Je pense que le goût de la peinture est quelque chose que l'on a depuis tout petit ! Après, on fait ce que l'on peut, ce que l'on sait faire, ce que l'on a envie de faire. Je me souviens de mes premiers dessins à l'école. Quand la maîtresse affichait les dessins, j'ai encore la vision de certains d'entre eux. Pas forcément les miens ; mais aussi bien ceux d'autres enfants. Je m'en souviens bien. Et je me souviens aussi très bien de ma première boîte de peinture. C'étaient des gouaches Paillard. Je n'osais plus l'utiliser, parce que je me disais qu'après je n'allais plus en avoir

                J.S-R. : Quand on entre dans la pièce, on a l'impression d'une œuvre extrêmement colorée. Mais lorsque l'on regarde vos tableaux, on s'aperçoit que vous avez très peu de couleurs. Trois ou quatre, au plus.

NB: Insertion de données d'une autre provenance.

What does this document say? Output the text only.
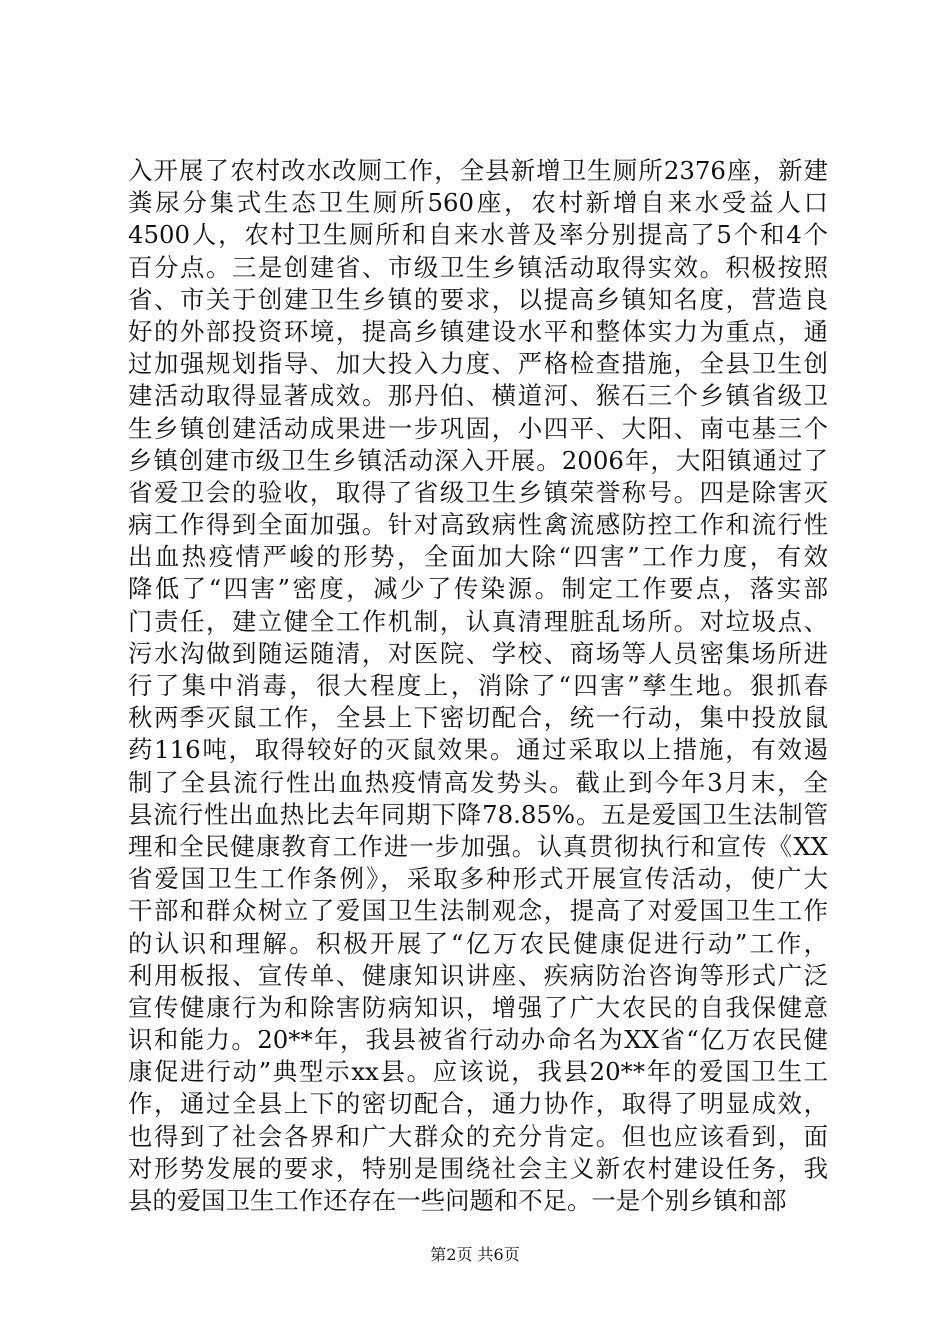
入开展了农村改水改厕工作，全县新增卫生厕所2376座，新建
粪尿分集式生态卫生厕所560座，农村新增自来水受益人口
4500人，农村卫生厕所和自来水普及率分别提高了5个和4个
百分点。三是创建省、市级卫生乡镇活动取得实效。积极按照
省、市关于创建卫生乡镇的要求，以提高乡镇知名度，营造良
好的外部投资环境，提高乡镇建设水平和整体实力为重点，通
过加强规划指导、加大投入力度、严格检查措施，全县卫生创
建活动取得显著成效。那丹伯、横道河、猴石三个乡镇省级卫
生乡镇创建活动成果进一步巩固，小四平、大阳、南屯基三个
乡镇创建市级卫生乡镇活动深入开展。2006年，大阳镇通过了
省爱卫会的验收，取得了省级卫生乡镇荣誉称号。四是除害灭
病工作得到全面加强。针对高致病性禽流感防控工作和流行性
出血热疫情严峻的形势，全面加大除“四害”工作力度，有效
降低了“四害”密度，减少了传染源。制定工作要点，落实部
门责任，建立健全工作机制，认真清理脏乱场所。对垃圾点、
污水沟做到随运随清，对医院、学校、商场等人员密集场所进
行了集中消毒，很大程度上，消除了“四害”孳生地。狠抓春
秋两季灭鼠工作，全县上下密切配合，统一行动，集中投放鼠
药116吨，取得较好的灭鼠效果。通过采取以上措施，有效遏
制了全县流行性出血热疫情高发势头。截止到今年3月末，全
县流行性出血热比去年同期下降78.85%。五是爱国卫生法制管
理和全民健康教育工作进一步加强。认真贯彻执行和宣传《XX
省爱国卫生工作条例》，采取多种形式开展宣传活动，使广大
干部和群众树立了爱国卫生法制观念，提高了对爱国卫生工作
的认识和理解。积极开展了“亿万农民健康促进行动”工作，
利用板报、宣传单、健康知识讲座、疾病防治咨询等形式广泛
宣传健康行为和除害防病知识，增强了广大农民的自我保健意
识和能力。20**年，我县被省行动办命名为XX省“亿万农民健
康促进行动”典型示xx县。应该说，我县20**年的爱国卫生工
作，通过全县上下的密切配合，通力协作，取得了明显成效，
也得到了社会各界和广大群众的充分肯定。但也应该看到，面
对形势发展的要求，特别是围绕社会主义新农村建设任务，我
县的爱国卫生工作还存在一些问题和不足。一是个别乡镇和部
第2页 共6页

            J. B-G. : Oui. Les bleus, les gris sont une déclinaison des bleus et des verts. J'ai deux grandes gammes de couleurs. Je les travaille beaucoup. J'ai toujours beaucoup travaillé les couleurs. Il m'est arrivé de m'arrêter de peindre parce que je ne me trouvais pas assez performante. Je suis très attachée à la technique, alors cela me gêne peut-être un peu. Je ne supporte pas quand ce n'est pas parfait. Bien sûr, on peut toujours aller plus loin, mais je vais jusqu'à ce qui me semble être le bout. Je regarde ce que je sais faire, et ce que je peux faire. Pour moi, la technique est hyper-importante. Il faut que les couleurs soient bien passées. Je ne veux pas de couleurs sales dans mes tableaux. Je suis très exigeante envers moi, même si je pense parfois qu'il faudrait que je sois plus libre.

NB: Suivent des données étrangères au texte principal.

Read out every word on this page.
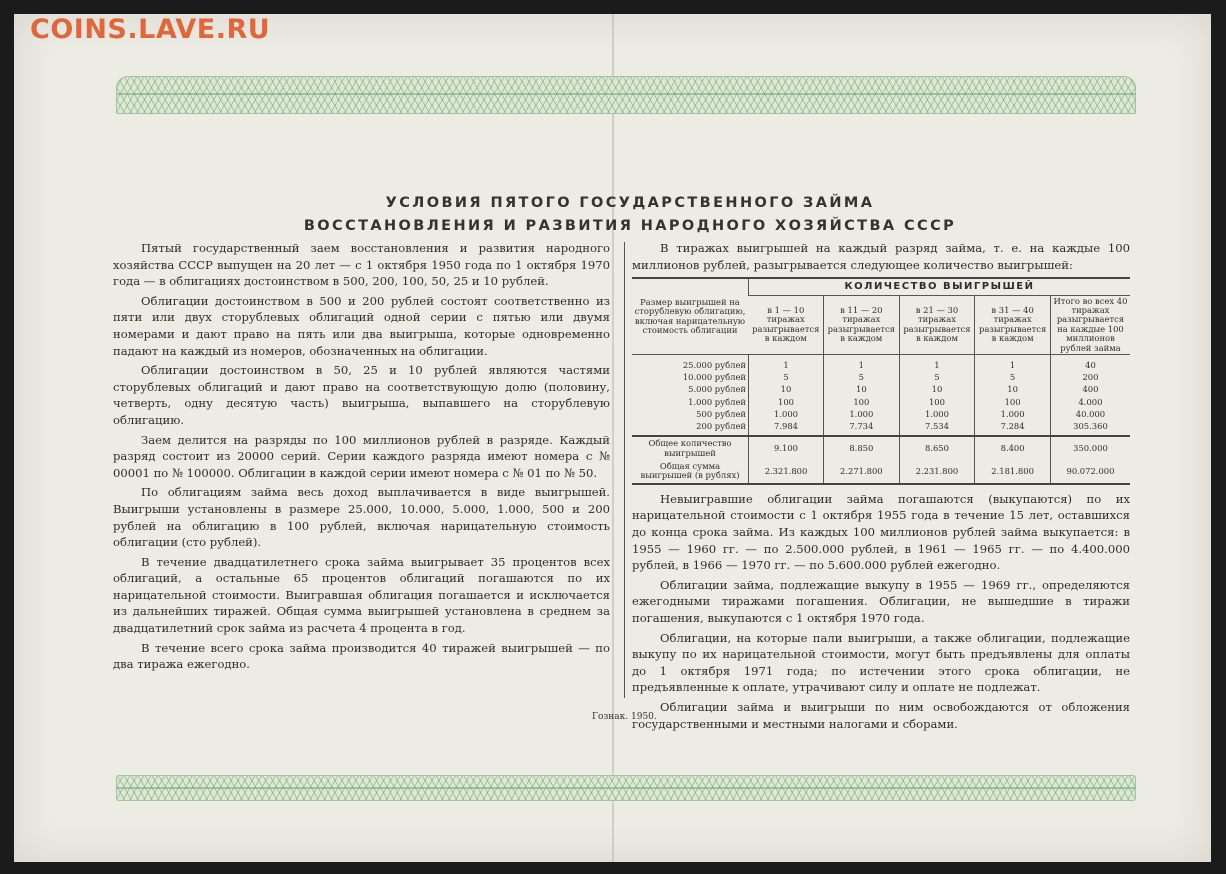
COINS.LAVE.RU
УСЛОВИЯ ПЯТОГО ГОСУДАРСТВЕННОГО ЗАЙМА
ВОССТАНОВЛЕНИЯ И РАЗВИТИЯ НАРОДНОГО ХОЗЯЙСТВА СССР

Пятый государственный заем восстановления и развития народного хозяйства СССР выпущен на 20 лет — с 1 октября 1950 года по 1 октября 1970 года — в облигациях достоинством в 500, 200, 100, 50, 25 и 10 рублей.

Облигации достоинством в 500 и 200 рублей состоят соответственно из пяти или двух сторублевых облигаций одной серии с пятью или двумя номерами и дают право на пять или два выигрыша, которые одновременно падают на каждый из номеров, обозначенных на облигации.

Облигации достоинством в 50, 25 и 10 рублей являются частями сторублевых облигаций и дают право на соответствующую долю (половину, четверть, одну десятую часть) выигрыша, выпавшего на сторублевую облигацию.

Заем делится на разряды по 100 миллионов рублей в разряде. Каждый разряд состоит из 20000 серий. Серии каждого разряда имеют номера с № 00001 по № 100000. Облигации в каждой серии имеют номера с № 01 по № 50.

По облигациям займа весь доход выплачивается в виде выигрышей. Выигрыши установлены в размере 25.000, 10.000, 5.000, 1.000, 500 и 200 рублей на облигацию в 100 рублей, включая нарицательную стоимость облигации (сто рублей).

В течение двадцатилетнего срока займа выигрывает 35 процентов всех облигаций, а остальные 65 процентов облигаций погашаются по их нарицательной стоимости. Выигравшая облигация погашается и исключается из дальнейших тиражей. Общая сумма выигрышей установлена в среднем за двадцатилетний срок займа из расчета 4 процента в год.

В течение всего срока займа производится 40 тиражей выигрышей — по два тиража ежегодно.

В тиражах выигрышей на каждый разряд займа, т. е. на каждые 100 миллионов рублей, разыгрывается следующее количество выигрышей:

Размер выигрышей на сторублевую облигацию, включая нарицательную стоимость облигации	КОЛИЧЕСТВО ВЫИГРЫШЕЙ				
	в 1 — 10 тиражах разыгрывается в каждом	в 11 — 20 тиражах разыгрывается в каждом	в 21 — 30 тиражах разыгрывается в каждом	в 31 — 40 тиражах разыгрывается в каждом	Итого во всех 40 тиражах разыгрывается на каждые 100 миллионов рублей займа
25.000 рублей	1	1	1	1	40
10.000 рублей	5	5	5	5	200
5.000 рублей	10	10	10	10	400
1.000 рублей	100	100	100	100	4.000
500 рублей	1.000	1.000	1.000	1.000	40.000
200 рублей	7.984	7.734	7.534	7.284	305.360
Общее количество выигрышей	9.100	8.850	8.650	8.400	350.000
Общая сумма выигрышей (в рублях)	2.321.800	2.271.800	2.231.800	2.181.800	90.072.000

Невыигравшие облигации займа погашаются (выкупаются) по их нарицательной стоимости с 1 октября 1955 года в течение 15 лет, оставшихся до конца срока займа. Из каждых 100 миллионов рублей займа выкупается: в 1955 — 1960 гг. — по 2.500.000 рублей, в 1961 — 1965 гг. — по 4.400.000 рублей, в 1966 — 1970 гг. — по 5.600.000 рублей ежегодно.

Облигации займа, подлежащие выкупу в 1955 — 1969 гг., определяются ежегодными тиражами погашения. Облигации, не вышедшие в тиражи погашения, выкупаются с 1 октября 1970 года.

Облигации, на которые пали выигрыши, а также облигации, подлежащие выкупу по их нарицательной стоимости, могут быть предъявлены для оплаты до 1 октября 1971 года; по истечении этого срока облигации, не предъявленные к оплате, утрачивают силу и оплате не подлежат.

Облигации займа и выигрыши по ним освобождаются от обложения государственными и местными налогами и сборами.

Гознак. 1950.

                J.S-R. : Justement, c'est peut-être un paroxysme de technique ; ou l'inverse qui fait qu'il n'y a jamais une démonstration technique dans vos œuvres. Elles sont très linéarisées. On n'a que les lignes essentielles. Par exemple, dans ce couple enlacé, quelqu'un qui aurait voulu faire une démonstration brillante de sa technique, aurait fait les plis sous le bras ; elle aurait des ongles alors qu'elle n'en a pas... Je trouve que vous créez dans une économie de technique remarquable.

            J. B-G. : Je n'en avais pas conscience. Merci de me le dire. Peut-être que j'épure de plus en plus. En tous les cas, j'ai besoin d'aller jusqu'au bout d'un tableau, d'une peinture et je dois éprouver le sentiment de ne plus pouvoir aller plus loin. Surtout, je veux y mettre de l'émotion. De façon que les gens aient du plaisir et de l'émotion à regarder l'œuvre. Je fais, et c'est l'essentiel.

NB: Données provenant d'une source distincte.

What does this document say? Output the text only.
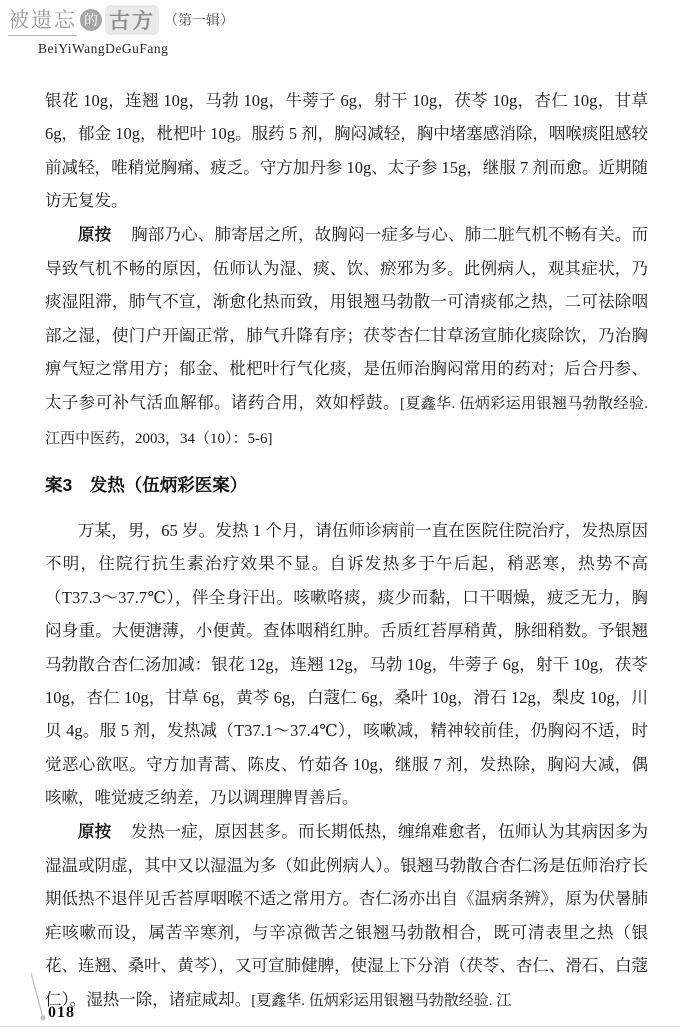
被遗忘 的 古方 （第一辑）
BeiYiWangDeGuFang

银花 10g，连翘 10g，马勃 10g，牛蒡子 6g，射干 10g，茯苓 10g，杏仁 10g，甘草 6g，郁金 10g，枇杷叶 10g。服药 5 剂，胸闷减轻，胸中堵塞感消除，咽喉痰阻感较前减轻，唯稍觉胸痛、疲乏。守方加丹参 10g、太子参 15g，继服 7 剂而愈。近期随访无复发。

原按 胸部乃心、肺寄居之所，故胸闷一症多与心、肺二脏气机不畅有关。而导致气机不畅的原因，伍师认为湿、痰、饮、瘀邪为多。此例病人，观其症状，乃痰湿阻滞，肺气不宣，渐愈化热而致，用银翘马勃散一可清痰郁之热，二可祛除咽部之湿，使门户开阖正常，肺气升降有序；茯苓杏仁甘草汤宣肺化痰除饮，乃治胸痹气短之常用方；郁金、枇杷叶行气化痰，是伍师治胸闷常用的药对；后合丹参、太子参可补气活血解郁。诸药合用，效如桴鼓。[夏鑫华. 伍炳彩运用银翘马勃散经验. 江西中医药，2003，34（10）：5-6]

案3 发热（伍炳彩医案）

万某，男，65 岁。发热 1 个月，请伍师诊病前一直在医院住院治疗，发热原因不明，住院行抗生素治疗效果不显。自诉发热多于午后起，稍恶寒，热势不高（T37.3～37.7℃），伴全身汗出。咳嗽咯痰，痰少而黏，口干咽燥，疲乏无力，胸闷身重。大便溏薄，小便黄。查体咽稍红肿。舌质红苔厚稍黄，脉细稍数。予银翘马勃散合杏仁汤加减：银花 12g，连翘 12g，马勃 10g，牛蒡子 6g，射干 10g，茯苓 10g，杏仁 10g，甘草 6g，黄芩 6g，白蔻仁 6g，桑叶 10g，滑石 12g，梨皮 10g，川贝 4g。服 5 剂，发热减（T37.1～37.4℃），咳嗽减，精神较前佳，仍胸闷不适，时觉恶心欲呕。守方加青蒿、陈皮、竹茹各 10g，继服 7 剂，发热除，胸闷大减，偶咳嗽，唯觉疲乏纳差，乃以调理脾胃善后。

原按 发热一症，原因甚多。而长期低热，缠绵难愈者，伍师认为其病因多为湿温或阴虚，其中又以湿温为多（如此例病人）。银翘马勃散合杏仁汤是伍师治疗长期低热不退伴见舌苔厚咽喉不适之常用方。杏仁汤亦出自《温病条辨》，原为伏暑肺疟咳嗽而设，属苦辛寒剂，与辛凉微苦之银翘马勃散相合，既可清表里之热（银花、连翘、桑叶、黄芩），又可宣肺健脾，使湿上下分消（茯苓、杏仁、滑石、白蔻仁）。湿热一除，诸症咸却。[夏鑫华. 伍炳彩运用银翘马勃散经验. 江

018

            En ce moment, je fais beaucoup de gravure, parce que je trouve que cela me libère de "dire trop" dans mes tableaux. J'aimerais qu'ils soient plus légers. La gravure me libère dans la mesure où je ne la maîtrise pas. Je me sers de ce que je ne maîtrise pas, pour avancer ; pour faire sur toile ce que je fais en gravure.

 

                ENTRETIEN REALISE A SAINT-PAUL LE JEUNE, AU FESTIVAL BANN'ART ART SINGULIER ART D'AUJOURD'HUI 2012.